The amount of T. harzianum ThzID1-M3 DNA inside of colonized sclerotia generally followed a similar temporal pattern (Figure 3). However, amounts of ThzID1-M3 DNA were much higher in sclerotia: mean DNA mass per sclerotium was approximately 100-fold higher than per gram of soil (Figure 2 & Figure 3), even though individual sclerotia weigh considerably less than one gram. As the mycoparasite T. harzianum proliferated inside sclerotia, levels of DNA of the host fungus (S. sclerotiorum) dropped significantly over time (Figure 3). These results support strongly support the hypothesis that sclerotia can serve as a refuge from predation by fungivorous nematodes as well as possibly from antagonistic effects of other soil microbes, allowing T. harzianum to persist and even proliferate away from its natural enemies. However, one alternative or concurrent explanation may be that the nutritional environment inside of sclerotia is more favorable for growth of the mycoparasite.

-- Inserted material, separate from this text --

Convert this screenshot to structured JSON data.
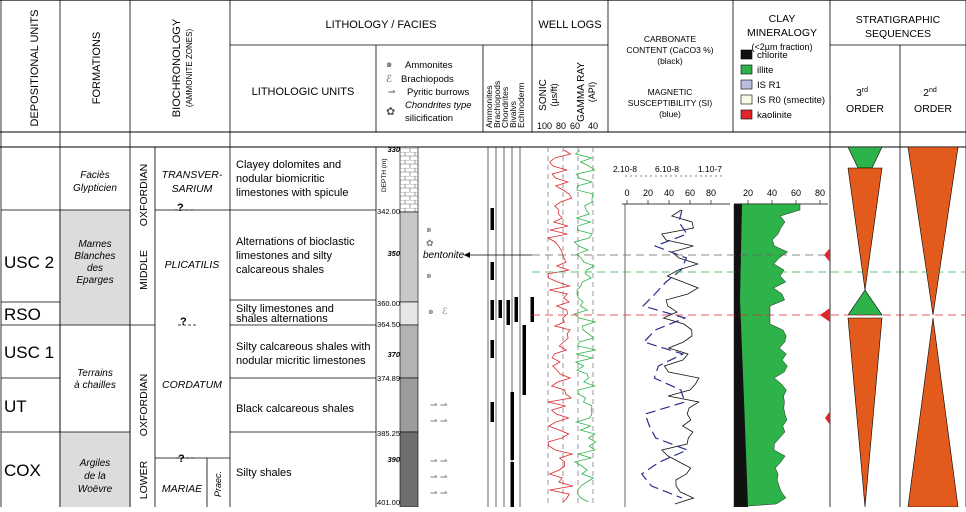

Figure 2. Biomass, DNA, and colony-forming units (CFU) of Trichoderma harzianum ThzID1-M3 recovered from soil, as measured by epifluorescence microscopy, qRT-PCR, and dilution plating, respectively.
Figure 3. DNA of Trichoderma harzianum ThzID1-M3 and Sclerotinia sclerotiorum recovered from sclerotia, as measured by qRT-PCR.
Both accurate detection and quantification of mycoparasitism of sclerotia-forming pathogens by introduced biocontrol fungiare necessary for evaluation of biocontrol efficacy. It is possible that similar trophic dynamics may be involved for other mycoparasitic fungi that have been shown to infect and colonize sclerotia of plant fungi [12] [13] . Characterization of ecologically complex microbial systems is challenging, but a number of tools are available to help unravel this complexity. These tools include the use of molecular transformation to provide biocontrol agents with useful marker genes, epifluorescence and confocal laser scanning microscopy, and qRT-PCR to provide sensitive analysis of DNA levels in soil. Fierer et al. [14] noted that while high levels of bacterial and fungal diversity make quantifying and characterizing soil microbial community dynamics a challenging task, qRT-PCR has emerged as a promising tool for such analysis. For example, qRT-PCR effectively measured fungal DNA extracted from soil using different methods [15] , and offers advantages over microscopic methods [16] .
In this study, qRT-PCR effectively quantified colonization of sclerotia by the introduced mycoparasite T. harzianum ThzID1-M3, and allowed comparison with growth and persistence in the surrounding soil where natural enemies were present. qRT-PCR also allows quantification of the increase or decrease of host (sclerotium) DNA, unlike microscopy. Overall, these results support the hypothesis that sclerotia may provide a spatial refuge for mycoparasitic fungi from natural enemies such as the fungivorous nematode A. saprophilus. As described by Hawkins et al. [17] , refuges “provide a general mechanism for interpreting ecological patterns at both the community level (their species diversity) and population level (their dynamics).” We anticipate that qRT-PCR will continue to be a useful tool for helping to unravel the ecological complexity of soil microbial systems.